The first of which is to accept anyone else even attempting the vocals the EP's songs. So much of personality and visceral quality of the album lies in Patton's vocals, which complement the classically dizzying time signatures of Dillinger Escape Plan. Yes, Dimitri was good and his performance on Calculating Infinity was superb, a roaring mess of vocals that dripped with intensity. However, Patton successfully does what few other hardcore singers do, and definitely does it far better than any of them ever have.
He adds dynamics.
Which leads to the second demand: accepting the psychotic dramatist-gone-screamer vocals. Regardless of your opinion of the place of histrionics in music, the classic sound of Patton's growl ("When Good Dogs Do Bad Things") as he menaces the listener with, "A scabby ketchup bottle and a two-dollar bill / I guess its time to pay the bill, but you know I never will / I'm hungry still..." and then shifts into a high-pitched squeal, reminiscent of a typical Zorn squelch is simply amazing. The low growl, the sicko-neighbor-next-door spoken word, all done with such finesse that you feel just sad that no one else is able to pull it off nearly as well, if they're even trying at this point.
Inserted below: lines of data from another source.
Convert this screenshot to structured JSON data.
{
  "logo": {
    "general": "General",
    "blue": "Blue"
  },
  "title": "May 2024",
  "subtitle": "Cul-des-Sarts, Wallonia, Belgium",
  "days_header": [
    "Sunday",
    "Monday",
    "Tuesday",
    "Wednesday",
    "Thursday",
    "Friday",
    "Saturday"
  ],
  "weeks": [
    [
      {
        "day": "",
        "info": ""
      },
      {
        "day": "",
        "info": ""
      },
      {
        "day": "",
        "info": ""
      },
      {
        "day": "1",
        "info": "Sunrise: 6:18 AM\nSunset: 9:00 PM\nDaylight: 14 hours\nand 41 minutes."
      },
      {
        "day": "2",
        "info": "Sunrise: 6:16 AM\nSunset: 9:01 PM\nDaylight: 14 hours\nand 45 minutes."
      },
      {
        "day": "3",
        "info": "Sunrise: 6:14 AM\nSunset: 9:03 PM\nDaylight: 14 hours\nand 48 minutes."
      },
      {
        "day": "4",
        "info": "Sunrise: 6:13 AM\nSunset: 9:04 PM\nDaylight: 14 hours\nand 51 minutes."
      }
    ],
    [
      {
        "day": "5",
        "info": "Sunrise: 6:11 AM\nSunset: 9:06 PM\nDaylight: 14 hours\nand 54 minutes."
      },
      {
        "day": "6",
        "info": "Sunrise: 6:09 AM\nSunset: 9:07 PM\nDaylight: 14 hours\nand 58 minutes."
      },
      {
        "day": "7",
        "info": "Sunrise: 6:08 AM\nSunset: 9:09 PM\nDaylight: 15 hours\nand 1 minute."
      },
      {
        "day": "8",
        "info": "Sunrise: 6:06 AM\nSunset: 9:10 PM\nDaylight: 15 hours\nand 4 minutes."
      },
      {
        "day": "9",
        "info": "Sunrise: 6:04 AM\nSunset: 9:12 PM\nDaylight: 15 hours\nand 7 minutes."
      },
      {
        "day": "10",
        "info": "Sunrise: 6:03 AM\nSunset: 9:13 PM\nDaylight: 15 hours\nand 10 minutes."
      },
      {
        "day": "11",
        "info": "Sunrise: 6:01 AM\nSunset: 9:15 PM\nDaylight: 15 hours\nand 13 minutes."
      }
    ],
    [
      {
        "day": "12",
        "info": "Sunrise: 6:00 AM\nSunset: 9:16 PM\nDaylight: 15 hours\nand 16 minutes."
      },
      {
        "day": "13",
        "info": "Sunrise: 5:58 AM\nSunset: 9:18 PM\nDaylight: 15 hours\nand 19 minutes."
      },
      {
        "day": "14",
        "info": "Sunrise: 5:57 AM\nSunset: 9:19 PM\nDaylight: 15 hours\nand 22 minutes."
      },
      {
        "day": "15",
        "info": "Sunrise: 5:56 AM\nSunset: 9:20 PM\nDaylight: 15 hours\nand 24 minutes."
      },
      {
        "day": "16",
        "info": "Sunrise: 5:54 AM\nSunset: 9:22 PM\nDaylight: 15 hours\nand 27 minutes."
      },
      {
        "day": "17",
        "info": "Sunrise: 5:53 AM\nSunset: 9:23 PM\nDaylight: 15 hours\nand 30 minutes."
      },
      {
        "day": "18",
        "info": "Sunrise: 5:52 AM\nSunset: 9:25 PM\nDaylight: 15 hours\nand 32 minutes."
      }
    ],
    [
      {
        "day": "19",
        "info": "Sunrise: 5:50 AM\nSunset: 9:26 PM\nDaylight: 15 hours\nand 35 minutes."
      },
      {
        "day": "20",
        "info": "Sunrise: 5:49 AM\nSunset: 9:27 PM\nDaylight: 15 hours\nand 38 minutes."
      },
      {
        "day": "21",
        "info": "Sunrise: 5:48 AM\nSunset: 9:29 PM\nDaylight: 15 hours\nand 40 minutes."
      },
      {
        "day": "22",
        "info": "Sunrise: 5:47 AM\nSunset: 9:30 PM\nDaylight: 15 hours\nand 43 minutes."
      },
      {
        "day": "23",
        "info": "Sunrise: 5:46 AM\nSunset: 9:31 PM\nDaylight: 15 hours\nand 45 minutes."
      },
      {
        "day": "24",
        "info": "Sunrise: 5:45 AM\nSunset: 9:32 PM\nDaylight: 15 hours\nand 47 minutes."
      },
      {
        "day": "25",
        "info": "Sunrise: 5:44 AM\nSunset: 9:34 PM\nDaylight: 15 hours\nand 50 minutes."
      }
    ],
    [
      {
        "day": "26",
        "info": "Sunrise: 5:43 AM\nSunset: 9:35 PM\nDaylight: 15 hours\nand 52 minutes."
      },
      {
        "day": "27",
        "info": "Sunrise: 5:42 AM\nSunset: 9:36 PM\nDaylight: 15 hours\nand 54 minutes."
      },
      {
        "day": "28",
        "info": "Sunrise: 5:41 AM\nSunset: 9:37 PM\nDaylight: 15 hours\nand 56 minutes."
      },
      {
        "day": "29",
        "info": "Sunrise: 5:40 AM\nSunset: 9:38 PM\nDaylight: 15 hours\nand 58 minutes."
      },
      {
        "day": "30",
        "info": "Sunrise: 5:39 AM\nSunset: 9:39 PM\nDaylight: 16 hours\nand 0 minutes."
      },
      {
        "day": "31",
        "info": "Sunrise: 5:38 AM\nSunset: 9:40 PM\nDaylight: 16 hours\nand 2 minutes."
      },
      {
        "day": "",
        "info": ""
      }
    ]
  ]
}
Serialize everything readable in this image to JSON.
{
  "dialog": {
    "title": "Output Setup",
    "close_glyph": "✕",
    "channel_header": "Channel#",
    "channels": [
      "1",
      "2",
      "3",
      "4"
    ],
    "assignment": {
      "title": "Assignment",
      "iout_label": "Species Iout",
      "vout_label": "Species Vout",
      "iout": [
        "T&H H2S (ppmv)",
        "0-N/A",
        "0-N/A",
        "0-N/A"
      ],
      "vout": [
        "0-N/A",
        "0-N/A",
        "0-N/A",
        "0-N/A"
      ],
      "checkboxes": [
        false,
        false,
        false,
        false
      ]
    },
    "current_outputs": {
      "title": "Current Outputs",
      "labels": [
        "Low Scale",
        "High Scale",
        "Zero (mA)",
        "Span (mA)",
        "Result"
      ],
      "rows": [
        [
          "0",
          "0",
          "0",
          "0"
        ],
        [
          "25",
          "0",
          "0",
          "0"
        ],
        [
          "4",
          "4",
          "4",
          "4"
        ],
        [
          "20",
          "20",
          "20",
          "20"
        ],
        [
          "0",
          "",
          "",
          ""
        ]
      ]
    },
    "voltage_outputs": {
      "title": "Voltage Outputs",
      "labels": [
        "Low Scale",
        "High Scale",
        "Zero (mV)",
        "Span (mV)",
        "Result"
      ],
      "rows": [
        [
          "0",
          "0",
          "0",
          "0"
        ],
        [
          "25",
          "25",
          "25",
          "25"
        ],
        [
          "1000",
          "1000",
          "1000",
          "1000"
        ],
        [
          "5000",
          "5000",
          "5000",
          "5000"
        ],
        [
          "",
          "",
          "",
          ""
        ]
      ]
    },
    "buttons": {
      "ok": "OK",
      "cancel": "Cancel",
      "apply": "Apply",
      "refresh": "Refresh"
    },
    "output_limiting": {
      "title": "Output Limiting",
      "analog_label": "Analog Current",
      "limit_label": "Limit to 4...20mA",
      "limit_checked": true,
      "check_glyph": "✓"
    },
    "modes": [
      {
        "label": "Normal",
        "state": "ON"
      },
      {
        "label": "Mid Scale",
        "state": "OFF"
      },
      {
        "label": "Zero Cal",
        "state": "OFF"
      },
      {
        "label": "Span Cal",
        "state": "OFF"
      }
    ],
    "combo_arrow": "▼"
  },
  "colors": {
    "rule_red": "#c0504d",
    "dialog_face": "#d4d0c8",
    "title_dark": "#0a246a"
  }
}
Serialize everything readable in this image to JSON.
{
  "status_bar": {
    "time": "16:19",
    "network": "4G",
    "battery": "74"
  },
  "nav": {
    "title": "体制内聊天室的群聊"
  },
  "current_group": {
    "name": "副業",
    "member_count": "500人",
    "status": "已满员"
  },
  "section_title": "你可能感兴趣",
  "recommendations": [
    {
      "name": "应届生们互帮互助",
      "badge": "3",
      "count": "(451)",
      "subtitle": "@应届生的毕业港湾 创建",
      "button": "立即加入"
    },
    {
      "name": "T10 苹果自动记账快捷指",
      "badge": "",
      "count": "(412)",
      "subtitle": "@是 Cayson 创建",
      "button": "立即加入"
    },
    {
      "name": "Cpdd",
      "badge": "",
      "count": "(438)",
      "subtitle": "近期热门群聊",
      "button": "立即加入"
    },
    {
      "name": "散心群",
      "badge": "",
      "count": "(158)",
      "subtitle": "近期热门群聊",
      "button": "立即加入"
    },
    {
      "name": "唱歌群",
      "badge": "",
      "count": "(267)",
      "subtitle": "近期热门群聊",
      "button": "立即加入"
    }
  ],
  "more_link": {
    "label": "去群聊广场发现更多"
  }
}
Musically, the album lies somewhere between the band's first album and Calculating Infinity. The chaotic, ADD-directed time changes are present, as always, but there are also several places where the band pauses to take a breath and play with a more minimal approach. "Hollywood Squares" is the most kinetic of all four tracks, a four minute exercise in endurance as the band slams their way to a crashing ending. "Pig Latin," after a machine gun exchange between Patton and the band, shifts gears into a slow, ponderous bridge that takes its time to complete and then it's back to the staccato exchange. Even Aphex Twin's "Come To Daddy" manages to become something entirely the band's - drummer Chris Pennie's performance, especially toward the song's climax is unbelievably complex. Turn up the volume and just listen to him. Amazing.
Irony is a Dead Scene stands as one of the most visceral and challenging hardcore releases in the past five years. To say that this is the best album of the year is a ridiculous, pretentious claim. However, I'm more than willing to say that it one of the best and is an incredible reinvention of an already distinct and challenging sound that the band has created with each release.